Что же касается понятия коллективной вины, я лично думаю, что
совершенно неоправданно делать одного человека ответственным за поведение
другого, или целого коллектива. После Второй мировой войны я всегда возражал
против понятия коллективной вины. Однако иногда требовалось немало
ухищрений, чтобы развеять предубеждения. Одна американка как-то упрекнула
меня: "Как вы можете до сих пор писать книги на немецком языке, языке
Адольфа Гитлера?" В ответ я спросил у нее, есть ли у нее на кухне ножи, и
когда она ответила, что да, есть, я изобразил ужас и возмущение, воскликнув:
"Как вы можете до сих пор пользоваться ножами - после того, как множество
убийц пользовалось ими, чтоб закалывать и убивать свои жертвы?" И она
перестала возражать против того, чтоб я писал книги на немецком языке.

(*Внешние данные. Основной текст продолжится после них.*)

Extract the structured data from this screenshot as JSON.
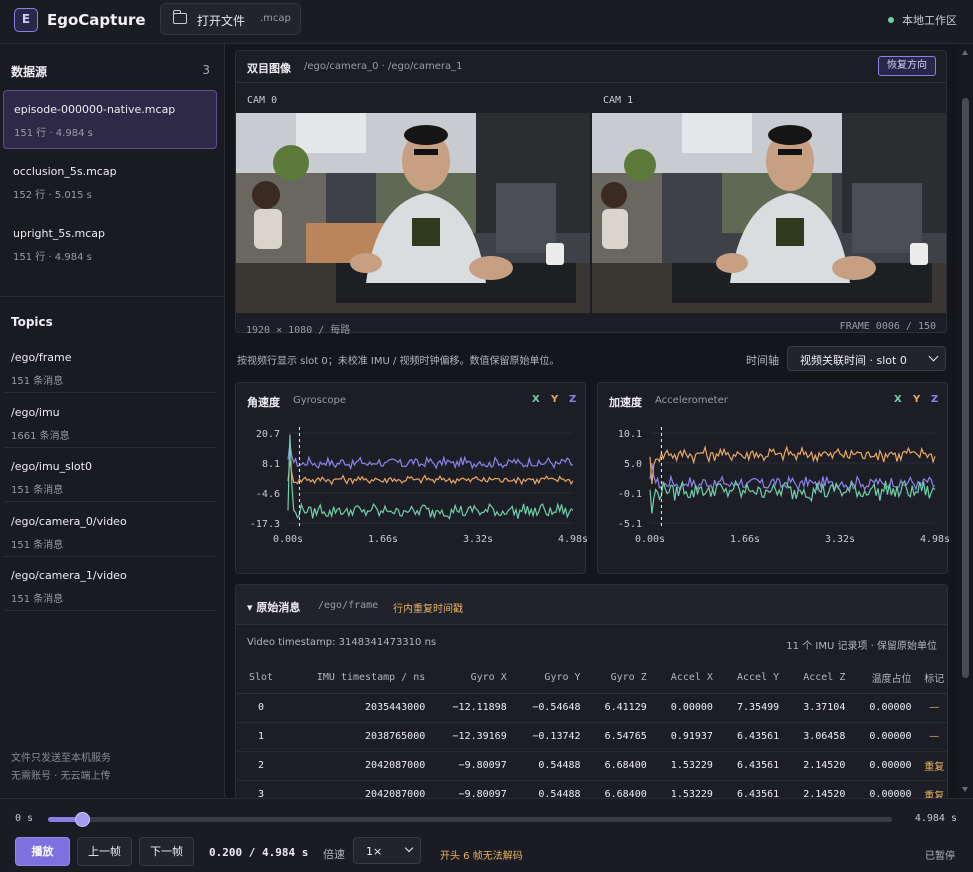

Третий аспект трагической триады касается смерти. Но он точно так же
касается жизни, потому что все время умирает очередной маленький момент, из
которого состоит жизнь, и он больше никогда не возвратится. И разве не его
преходящесть является напоминанием, которое призывает нас использовать
наилучшим возможным образом каждый момент нашей жизни? Конечно, так и есть,
и отсюда мой императив: Живите так, как будто вы живете во второй раз, и
поступили в первый раз так неверно, как собираетесь поступить сейчас.

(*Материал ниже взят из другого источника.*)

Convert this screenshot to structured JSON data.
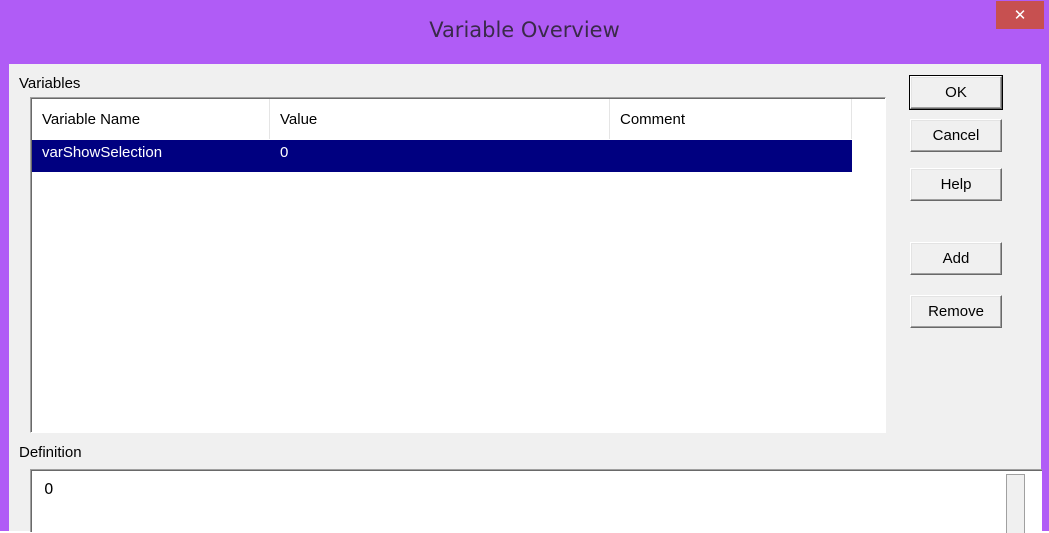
{
  "window": {
    "title": "Variable Overview",
    "close_glyph": "✕"
  },
  "variables": {
    "group_label": "Variables",
    "columns": [
      "Variable Name",
      "Value",
      "Comment"
    ],
    "rows": [
      {
        "name": "varShowSelection",
        "value": "0",
        "comment": ""
      }
    ]
  },
  "buttons": {
    "ok": "OK",
    "cancel": "Cancel",
    "help": "Help",
    "add": "Add",
    "remove": "Remove"
  },
  "definition": {
    "label": "Definition",
    "value": "0"
  },
  "colors": {
    "title_bar": "#b05cf6",
    "close_button": "#c75050",
    "selection": "#000080"
  },
  "icons": {
    "close": "close-icon"
  }
}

Наши способности поступить правильно, возможность осмысленных действий,
зависят от необратимости жизни. Но благодаря той же необратимости эти
возможности дано воплотить. Ведь как только мы использовали открывшуюся
возможность и реализовали потенциальный смысл, мы сделали это раз и
навсегда. Мы отправили это свершение в прошлое, где оно будет находиться в
целости и сохранности. В прошлом ничего не теряется безвозвратно, а
наоборот, хранится как сокровище. Разумеется, люди склонны видеть только
сжатое поле преходящего и забывают о существовании полных житниц прошлого, в
которое они принесли урожай своей жизни: совершенные ими деяния, пережитую
любовь, и наконец, страдания, через которые они прошли мужественно и
достойно.
Уже из этого видно, что нет причин испытывать жалость к старикам.
Скорее, молодые должны им завидовать. Это правда, что у стариков нет
возможностей в будущем; но у них есть нечто большее. Вместо возможностей в
будущем у них есть реальности в прошлом - возможности, которыми они
воспользовались, смысл, который они исполнили, ценности, которые они
реализовали - и никто и ничто не может отобрать эти сокровища у прошлого.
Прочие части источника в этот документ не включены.